Voiture électrique : le sel pourrait bientôt remplacer le lithium
Les batteries sodium-ion, dont l’intérêt croît depuis plusieurs années, pourraient gagner une part de marché dans certains secteurs. Le coût des batteries sodium-ion est estimé entre 40 et 50 dollars par kilowattheure, tandis que celui des batteries lithium-fer-phosphate est compris entre 80 et 100 dollars par kilowattheure, soit une différence d’environ 40 %.

Les batteries au lithium sont présentes partout. Presque toutes les technologies ayant besoin d’une solution de stockage en utilisent. Cependant, une nouvelle concurrence s’introduit discrètement : le sodium.
Les batteries sodium-ion ont été étudiées dès les années 1980, mais ont rapidement été éclipsées par le lithium-ion. Après avoir été oubliées pendant plusieurs décennies, cette technologie suscite à nouveau l’intérêt.
Les grands industriels intensifient donc leur développement et leur production à grande échelle, comme le géant chinois CATL qui se lance actuellement dans l’industrialisation de ces batteries pour les voitures électriques.
De nombreuses études citées par Amphisciences indiquent que cette montée en puissance ne fait que débuter. Dans les années à venir, les batteries sodium-ion vont conquérir une part croissante du marché dans certains secteurs.
Une alternative plus économique
Le coût est l’un des principaux atouts des batteries sodium-ion, car celui-ci est largement inférieur à celui des batteries lithium-ion. Une fois qu’elles seront produites à grande échelle, leur prix pourrait se situer entre 40 et 50 dollars par kilowattheure, comparé à 80 à 100 dollars pour les batteries lithium-fer-phosphate (LFP). Cela représente une différence d’environ 40 %.
Cette compétitivité s’explique principalement par l’abondance du sodium. Ce matériau est largement disponible, facile à extraire et peu coûteux, avec un coût du carbonate de sodium avoisinant les 300 dollars la tonne.

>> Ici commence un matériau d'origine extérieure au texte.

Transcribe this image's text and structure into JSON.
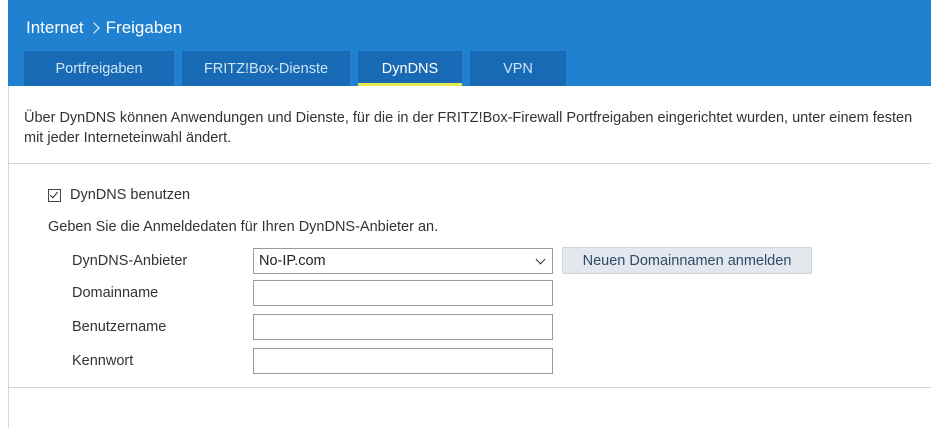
{
  "header": {
    "breadcrumb_parent": "Internet",
    "breadcrumb_current": "Freigaben"
  },
  "tabs": [
    {
      "label": "Portfreigaben",
      "active": false
    },
    {
      "label": "FRITZ!Box-Dienste",
      "active": false
    },
    {
      "label": "DynDNS",
      "active": true
    },
    {
      "label": "VPN",
      "active": false
    }
  ],
  "intro": {
    "line1": "Über DynDNS können Anwendungen und Dienste, für die in der FRITZ!Box-Firewall Portfreigaben eingerichtet wurden, unter einem festen",
    "line2": "mit jeder Interneteinwahl ändert."
  },
  "dyndns": {
    "enable_label": "DynDNS benutzen",
    "enable_checked": true,
    "hint": "Geben Sie die Anmeldedaten für Ihren DynDNS-Anbieter an.",
    "provider_label": "DynDNS-Anbieter",
    "provider_value": "No-IP.com",
    "register_button": "Neuen Domainnamen anmelden",
    "domain_label": "Domainname",
    "domain_value": "",
    "username_label": "Benutzername",
    "username_value": "",
    "password_label": "Kennwort",
    "password_value": ""
  },
  "colors": {
    "header_bg": "#1f81d0",
    "tab_bg": "#176ab3",
    "active_tab_underline": "#e4e84c"
  }
}
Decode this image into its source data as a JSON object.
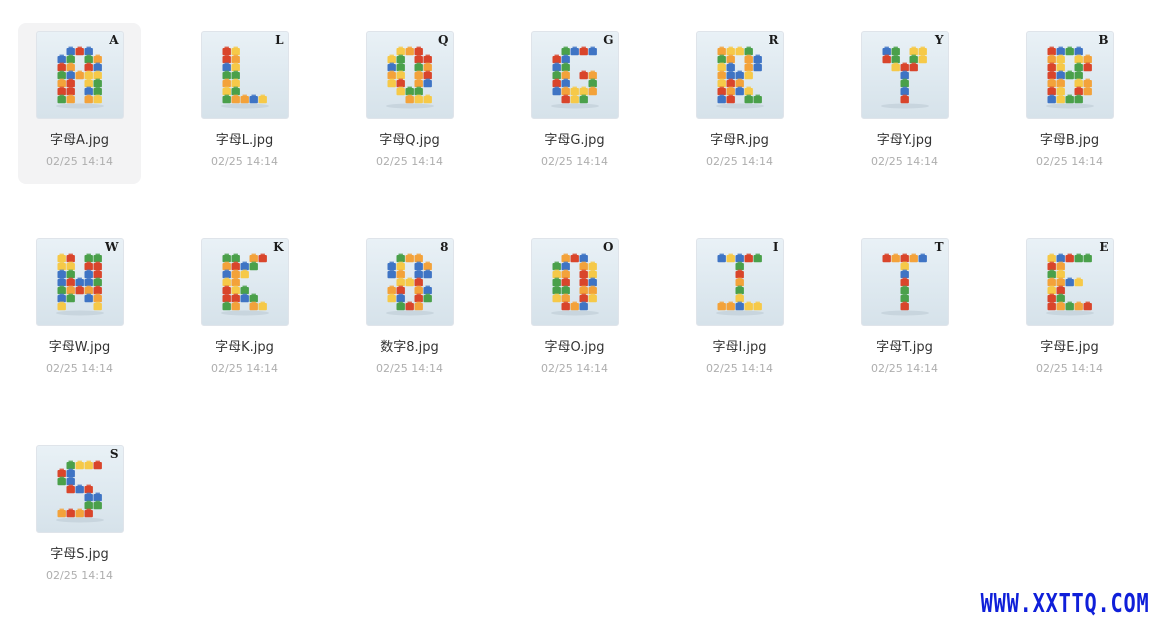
{
  "files": [
    {
      "name": "字母A.jpg",
      "time": "02/25 14:14",
      "corner": "A",
      "selected": true
    },
    {
      "name": "字母L.jpg",
      "time": "02/25 14:14",
      "corner": "L",
      "selected": false
    },
    {
      "name": "字母Q.jpg",
      "time": "02/25 14:14",
      "corner": "Q",
      "selected": false
    },
    {
      "name": "字母G.jpg",
      "time": "02/25 14:14",
      "corner": "G",
      "selected": false
    },
    {
      "name": "字母R.jpg",
      "time": "02/25 14:14",
      "corner": "R",
      "selected": false
    },
    {
      "name": "字母Y.jpg",
      "time": "02/25 14:14",
      "corner": "Y",
      "selected": false
    },
    {
      "name": "字母B.jpg",
      "time": "02/25 14:14",
      "corner": "B",
      "selected": false
    },
    {
      "name": "字母W.jpg",
      "time": "02/25 14:14",
      "corner": "W",
      "selected": false
    },
    {
      "name": "字母K.jpg",
      "time": "02/25 14:14",
      "corner": "K",
      "selected": false
    },
    {
      "name": "数字8.jpg",
      "time": "02/25 14:14",
      "corner": "8",
      "selected": false
    },
    {
      "name": "字母O.jpg",
      "time": "02/25 14:14",
      "corner": "O",
      "selected": false
    },
    {
      "name": "字母I.jpg",
      "time": "02/25 14:14",
      "corner": "I",
      "selected": false
    },
    {
      "name": "字母T.jpg",
      "time": "02/25 14:14",
      "corner": "T",
      "selected": false
    },
    {
      "name": "字母E.jpg",
      "time": "02/25 14:14",
      "corner": "E",
      "selected": false
    },
    {
      "name": "字母S.jpg",
      "time": "02/25 14:14",
      "corner": "S",
      "selected": false
    }
  ],
  "watermark": "WWW.XXTTQ.COM",
  "colors": {
    "brick_red": "#d9452b",
    "brick_orange": "#f3a23a",
    "brick_yellow": "#f6c948",
    "brick_blue": "#3f74c4",
    "brick_green": "#4aa04a",
    "watermark": "#0f1fd9"
  }
}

En revanche, le lithium est une ressource bien plus rare, concentrée dans quelques régions du monde, ce qui le rend vulnérable aux tensions géopolitiques. De plus, les batteries utilisant ce matériau dépendent de métaux coûteux comme le nickel ou le cobalt. Le prix du carbonate de lithium peut atteindre jusqu’à 80 000 dollars la tonne.
Des usages bien ciblés
Malgré des perspectives prometteuses, les batteries sodium-ion ne remplaceront pas le lithium-ion dans tous les domaines. Ce dernier continuera d’être dominant dans les applications mobiles, où la densité énergétique reste un critère fondamental.

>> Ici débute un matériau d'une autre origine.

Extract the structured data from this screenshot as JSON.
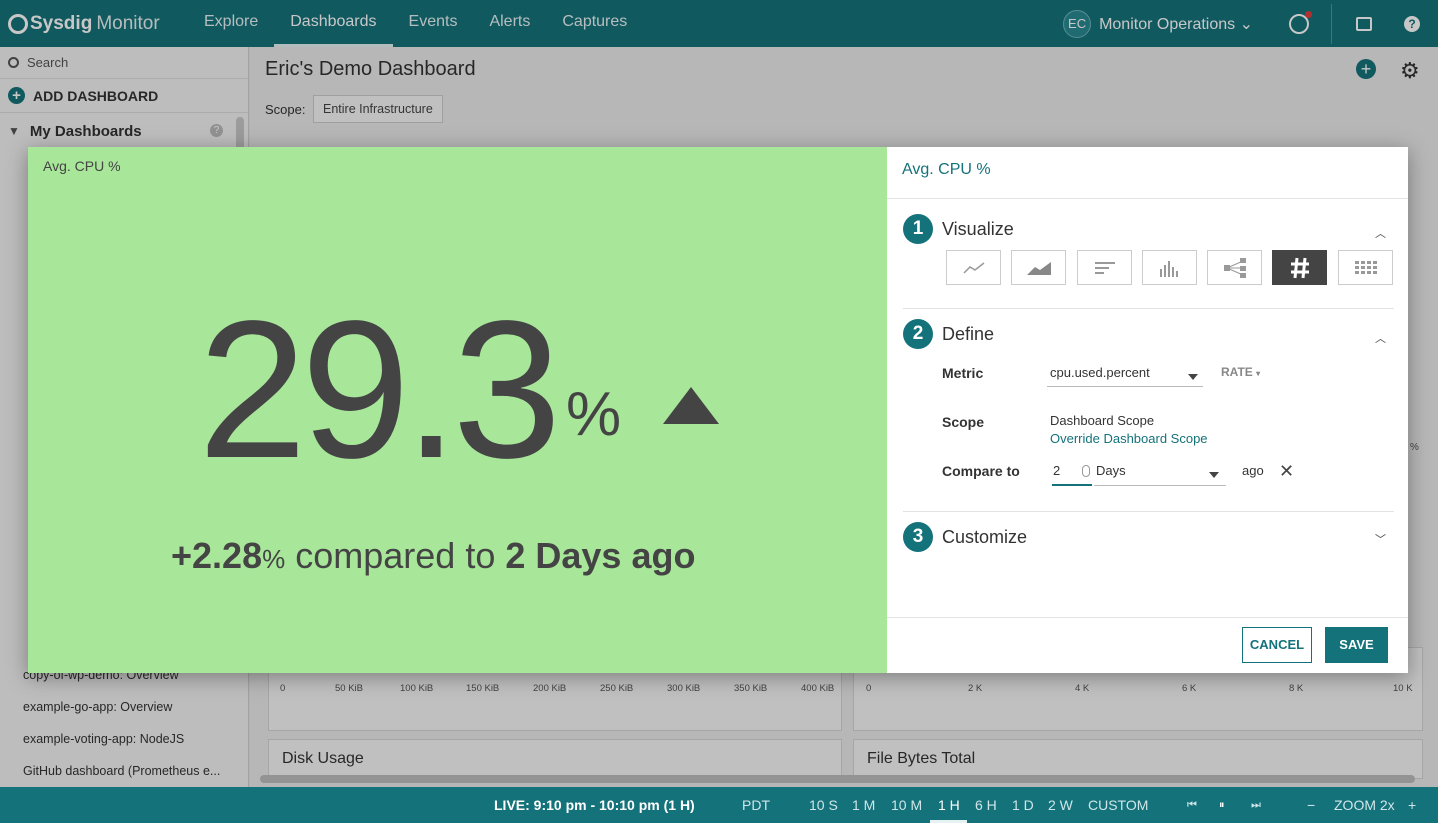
{
  "app": {
    "logo_brand": "Sysdig",
    "logo_product": "Monitor",
    "nav": [
      "Explore",
      "Dashboards",
      "Events",
      "Alerts",
      "Captures"
    ],
    "active_nav": "Dashboards",
    "avatar_initials": "EC",
    "team": "Monitor Operations"
  },
  "sidebar": {
    "search_placeholder": "Search",
    "add_dashboard": "ADD DASHBOARD",
    "my_dashboards": "My Dashboards",
    "visible_items": [
      "copy-of-wp-demo: Overview",
      "example-go-app: Overview",
      "example-voting-app: NodeJS",
      "GitHub dashboard (Prometheus e..."
    ]
  },
  "dashboard": {
    "title": "Eric's Demo Dashboard",
    "scope_label": "Scope:",
    "scope_value": "Entire Infrastructure",
    "left_axis_ticks": [
      "0",
      "50 KiB",
      "100 KiB",
      "150 KiB",
      "200 KiB",
      "250 KiB",
      "300 KiB",
      "350 KiB",
      "400 KiB"
    ],
    "right_axis_ticks": [
      "0",
      "2 K",
      "4 K",
      "6 K",
      "8 K",
      "10 K"
    ],
    "card_disk_usage": "Disk Usage",
    "card_file_bytes": "File Bytes Total",
    "partial_pct": "%"
  },
  "preview": {
    "title": "Avg. CPU %",
    "value": "29.3",
    "unit": "%",
    "delta": "+2.28",
    "delta_unit": "%",
    "compare_text": "compared to",
    "compare_period": "2 Days ago"
  },
  "config": {
    "title": "Avg. CPU %",
    "step1_num": "1",
    "step1_title": "Visualize",
    "step2_num": "2",
    "step2_title": "Define",
    "step3_num": "3",
    "step3_title": "Customize",
    "metric_label": "Metric",
    "metric_value": "cpu.used.percent",
    "rate_label": "RATE",
    "scope_label": "Scope",
    "scope_value": "Dashboard Scope",
    "override_link": "Override Dashboard Scope",
    "compare_label": "Compare to",
    "compare_amount": "2",
    "compare_unit": "Days",
    "compare_suffix": "ago",
    "cancel": "CANCEL",
    "save": "SAVE",
    "viz_types": [
      "line-chart-icon",
      "area-chart-icon",
      "toplist-icon",
      "histogram-icon",
      "topology-icon",
      "number-icon",
      "table-icon"
    ],
    "active_viz": "number-icon"
  },
  "timebar": {
    "live": "LIVE: 9:10 pm - 10:10 pm (1 H)",
    "timezone": "PDT",
    "ranges": [
      "10 S",
      "1 M",
      "10 M",
      "1 H",
      "6 H",
      "1 D",
      "2 W",
      "CUSTOM"
    ],
    "active_range": "1 H",
    "zoom": "ZOOM 2x",
    "zoom_out": "−",
    "zoom_in": "+"
  },
  "colors": {
    "brand": "#14727a",
    "preview_bg": "#a8e69a",
    "alert_red": "#e63c3c"
  }
}
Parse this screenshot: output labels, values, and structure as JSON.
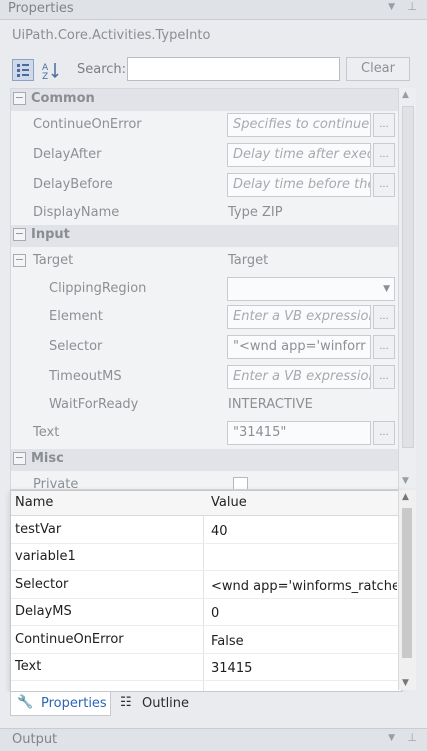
{
  "panel": {
    "title": "Properties",
    "activity_type": "UiPath.Core.Activities.TypeInto",
    "search_label": "Search:",
    "search_value": "",
    "clear_label": "Clear"
  },
  "grid": {
    "categories": {
      "common": "Common",
      "input": "Input",
      "misc": "Misc"
    },
    "rows": {
      "continue_on_error": {
        "name": "ContinueOnError",
        "value": "Specifies to continue"
      },
      "delay_after": {
        "name": "DelayAfter",
        "value": "Delay time after exec"
      },
      "delay_before": {
        "name": "DelayBefore",
        "value": "Delay time before the"
      },
      "display_name": {
        "name": "DisplayName",
        "value": "Type ZIP"
      },
      "target": {
        "name": "Target",
        "value": "Target"
      },
      "clipping_region": {
        "name": "ClippingRegion",
        "value": ""
      },
      "element": {
        "name": "Element",
        "value": "Enter a VB expressior"
      },
      "selector": {
        "name": "Selector",
        "value": "\"<wnd app='winforr"
      },
      "timeout_ms": {
        "name": "TimeoutMS",
        "value": "Enter a VB expressior"
      },
      "wait_for_ready": {
        "name": "WaitForReady",
        "value": "INTERACTIVE"
      },
      "text": {
        "name": "Text",
        "value": "\"31415\""
      },
      "private": {
        "name": "Private",
        "checked": false
      }
    },
    "ellipsis": "..."
  },
  "variables": {
    "headers": {
      "name": "Name",
      "value": "Value"
    },
    "rows": [
      {
        "name": "testVar",
        "value": "40"
      },
      {
        "name": "variable1",
        "value": ""
      },
      {
        "name": "Selector",
        "value": "<wnd app='winforms_ratche"
      },
      {
        "name": "DelayMS",
        "value": "0"
      },
      {
        "name": "ContinueOnError",
        "value": "False"
      },
      {
        "name": "Text",
        "value": "31415"
      }
    ]
  },
  "tabs": {
    "properties": "Properties",
    "outline": "Outline"
  },
  "output": {
    "title": "Output"
  },
  "colors": {
    "accent": "#2b65b5",
    "grid_bg": "#f2f3f5",
    "category_bg": "#e1e3e8"
  },
  "icons": [
    "pin-icon",
    "dropdown-icon",
    "categorized-icon",
    "alphabetical-icon",
    "wrench-icon",
    "outline-icon"
  ]
}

C’est précisément sur cet aspect que le sodium présente encore un important retard. Sa densité énergétique varie entre 120 et 160 Wh/kg, tandis que les batteries lithium-ion peuvent atteindre jusqu’à 300 Wh/kg.

Cependant, cette limitation n’est pas un problème majeur pour le stockage stationnaire, où ces batteries géantes sont installées à proximité des centrales électriques. Dans ce contexte, l’optimisation du poids et du volume n’est pas cruciale. Le sodium-ion pourrait donc émerger comme une option séduisante grâce à son coût réduit.
Dans le secteur de la mobilité, cette technologie pourrait également trouver sa place, mais pas dans tous les segments. Elle est particulièrement adaptée aux véhicules d’entrée de gamme destinés à des usages urbains et des trajets courts. Les citadines électriques, les deux-roues ou les utilitaires légers pourraient ainsi tirer parti de cette alternative plus économique sans nécessiter une autonomie élevée.